Mücadelenin yorulmaz emekçisi; emekçilerin Süleyman hocası
1930 doğumlu olan Süleyman Hoca aramızdan ayrıldığı 2007 yılına kadar geçen 77 yıl boyunca ömürünü işçi sınıfının kurtuluş kavgasına adamıştı. DİSK’in kuruluşundan günümüze sendikal mücadele içinde önemli görevler almış olan Üstün aynı zamanda sendikal hareketin yetiştirdiği en iyi işçi eğitimcilerinden de biriydi.

Özellikle Maden-İş Sendikası’nın eğitimleri başta olmak üzere yurdun dört bir yanında katıldığı eğitim çalışmalarıyla binlerce işçiyi aydınalttı. Sınıf mücadelesiyle perçinledi. Bu uğraşı ve özverisi yüzünden çeşitli baskılara ve zorluklara da maruz kaldı. Özellikle 12 Eylül günlerinde çok sevdiği yurdundan ve Türkiye işçi sınıfından uzakta yurtdışında sürgünde yaşamak zorunda kaldı. Ama düşüncelerinden davasından bir santim bile geri adım atmadı. Üstün, son olarak Petrol-İş’te görev yapıyordu.

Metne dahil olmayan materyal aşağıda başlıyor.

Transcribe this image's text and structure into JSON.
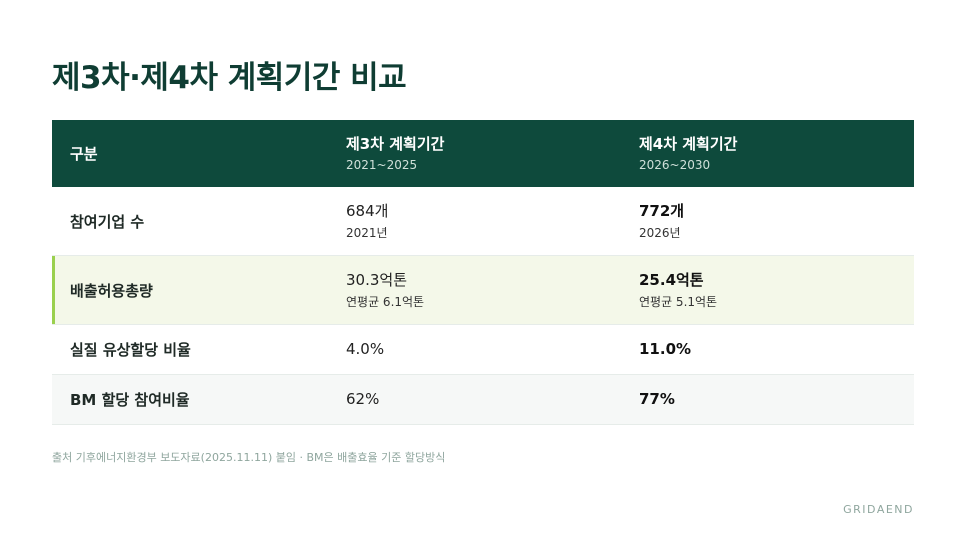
{
  "title": "제3차·제4차 계획기간 비교",
  "table": {
    "header": {
      "col1": "구분",
      "col2": {
        "title": "제3차 계획기간",
        "period": "2021~2025"
      },
      "col3": {
        "title": "제4차 계획기간",
        "period": "2026~2030"
      }
    },
    "rows": [
      {
        "label": "참여기업 수",
        "col2": {
          "value": "684개",
          "sub": "2021년"
        },
        "col3": {
          "value": "772개",
          "sub": "2026년"
        }
      },
      {
        "label": "배출허용총량",
        "col2": {
          "value": "30.3억톤",
          "sub": "연평균 6.1억톤"
        },
        "col3": {
          "value": "25.4억톤",
          "sub": "연평균 5.1억톤"
        }
      },
      {
        "label": "실질 유상할당 비율",
        "col2": {
          "value": "4.0%"
        },
        "col3": {
          "value": "11.0%"
        }
      },
      {
        "label": "BM 할당 참여비율",
        "col2": {
          "value": "62%"
        },
        "col3": {
          "value": "77%"
        }
      }
    ]
  },
  "footnote": "출처 기후에너지환경부 보도자료(2025.11.11) 붙임 · BM은 배출효율 기준 할당방식",
  "brand": "GRIDAEND",
  "colors": {
    "header_bg": "#0e4a3c",
    "highlight_bg": "#f4f8e9",
    "highlight_accent": "#9ad04e",
    "title": "#0f3d33"
  }
}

Vefatından çok kısa bir süre öncesinde konuşmacı olarak yeraldığı bir panelde sarf ettiği şu sözler 77 yıllık ömrün adeta bir özeti şeklinde: “Sömürü insanlık bilmez, insaf bilmez. Bunu çok iyi bir şekilde bilincimize işlemeliyiz. Bizler sadece sınıf mücadelesi ve sömürü ile sınırlı kalmayacağız. Altını çiziyorum ‘Bizler yani solcular yani sizleri kastediyorum, sadece sınıf mücadelesi ve sömürü ile sınırlı kalmayacağız’. Yaşamın bütün alanlarına ulaşmayı ve oralarla görüşmeyi, onlara uyum sağlamayı hatta birleşmeyi hedeflemeliyiz. Bu yapılamazsa çok zor. Bunu sadece sendikalara, sendika yöneticilerine, gruplara bırakmak olmaz. Biz de yaparız. Sonra sınıf kavgası demokrasi savaşı ancak böyle verilir.”

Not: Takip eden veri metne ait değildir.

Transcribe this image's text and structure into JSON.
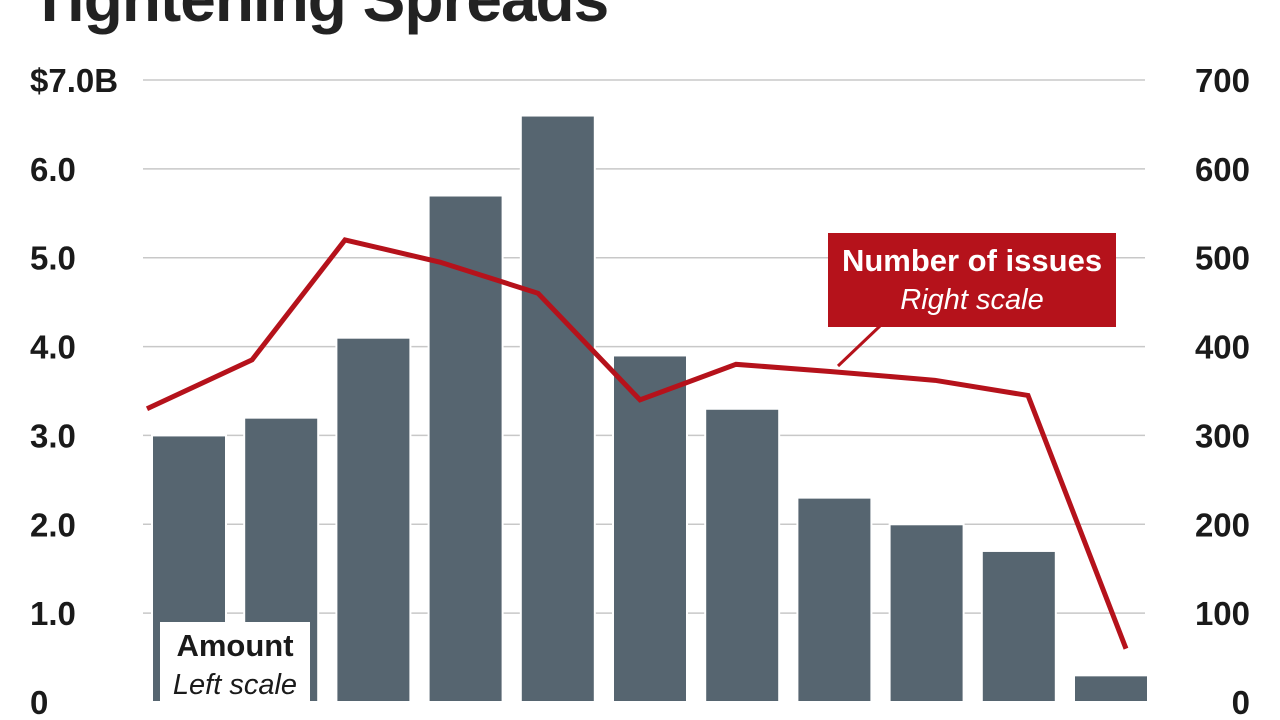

Birlik Dayanışmacılar olarak Süleyman Hoca’dan aldığımız derslere layık ve bağlı olmaya çalışacağımızı; emeğin ve özgürlüğün tek hakim güç olduğu bir ülke ve dünyayı yaratana kadar mücadelemize yılmadan devam edeceğimizi bir kez daha söylüyoruz. Sen rahat uyu Süleyman Hocam!